On dit aussi que l'Angleterre arme à force et a ouvert un emprunt de cent millions ; que le marquis de Lansdowne va rentrer dans le ministère, et que la puissance de M. Pitt baisse tous les jours. Je ne mets pas en doute (quoi qu'on vous en ait dit) que l'argent des Anglais ne soit le principal moteur de la révolution que nous avons éprouvée, et de celle du Brabant. Ils ne nous ont pas pardonné la guerre d'Amérique, et je sais que le marquis de Lansdowne, autrefois lord Shelburne, avait une correspondance très-suivie avec l'abbé Morellet et plusieurs autres chefs de la démocratie ; que son fils, lord Wycombe, a été à Paris pendant tout le temps de la révolution, et animait tous nos jeunes gens, voyait tous les gens de lettre du parti, et rendait compte de tout à son père. Si, après cela, le marquis de Lansdowne rentre dans le ministère, tout est éclairci, et voilà le chemin qu'il aura pris pour y arriver. Dans ce cas, la Prusse, la Hollande sont du secret, et nous avons à redouter, peut-être à espérer, une attaque prochaine. Je dis peut-être à espérer, car qui sait si la menace d'un envahissement n'ouvrirait pas tous les yeux, ne ranimerait pas tous les coeurs français, et ne ramènerait pas à l'autorité légitime et nécessaire ? Nos héros de paix disparaîtraient ; nos législateurs iraient se cacher dans des trous, et la noblesse française volerait à la défense de la patrie ralliée sous notre Roi.
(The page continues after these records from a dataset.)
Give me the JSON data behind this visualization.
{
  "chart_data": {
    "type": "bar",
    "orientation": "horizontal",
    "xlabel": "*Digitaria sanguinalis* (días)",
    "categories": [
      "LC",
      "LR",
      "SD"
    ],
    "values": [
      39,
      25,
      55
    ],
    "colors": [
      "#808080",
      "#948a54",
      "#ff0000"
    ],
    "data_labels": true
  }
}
Vous nous montreriez le bon chemin, et nous vous y suivrons avec valeur et succès. Si nous succombions, l'honneur du moins serait sauvé, au lieu que notre avilissement actuel n'est pas supportable.
On dit encore que le maréchal de Broglie arrive à Turin très incessamment. Ah ! que je le voudrais ! Quel point de ralliement ! Tâchez de l'y déterminer ; il a la confiance des troupes, et tout sera en bon train, s'il se joint à vous. Boullé et bien d'autres le suivront. Mais qu'une autorisation, même tacite, serait nécessaire !
Il me paraît que l'Assemblée perd toujours dans l'opinion ; que M. de La Fayette redevient Gilles-le-Grand, Mirabeau ce qu'il a toujours été ; mais, malgré cela, les provinces, et surtout le Dauphiné, sont toujours dans de mauvais principes. Cela est inconcevable. Voilà donc l'effet de la liberté de la presse et des maximes répandues partout avec profusion !
On ne sait pas encore ce que deviendra l'insurrection de Pologne ; il faut attendre le courrier de mardi prochain. Tout se brouille, tout fermente, et tous les rois de l'Europe doivent monter à cheval et devenir militaires, s'ils veulent conserver leurs monarchies.
Revenons à vous. Cherchez à vous calmer ; ne pensez qu'à bien jouer, uniquement et sagement, votre rôle ; l'amour, l'amitié et la gloire seront votre récompense. Croyez que ce sera notre plus cher désir, que nous nous occuperons de votre bonheur, et que le nôtre en dépend. Voilà le sentiment de tous vos amis, et surtout, oui, surtout le mien. Ah ! mon cher prince, n'en doutez pas !
Vous trouverez dans ce paquet une lettre de votre amie et une de Saint-Paterne.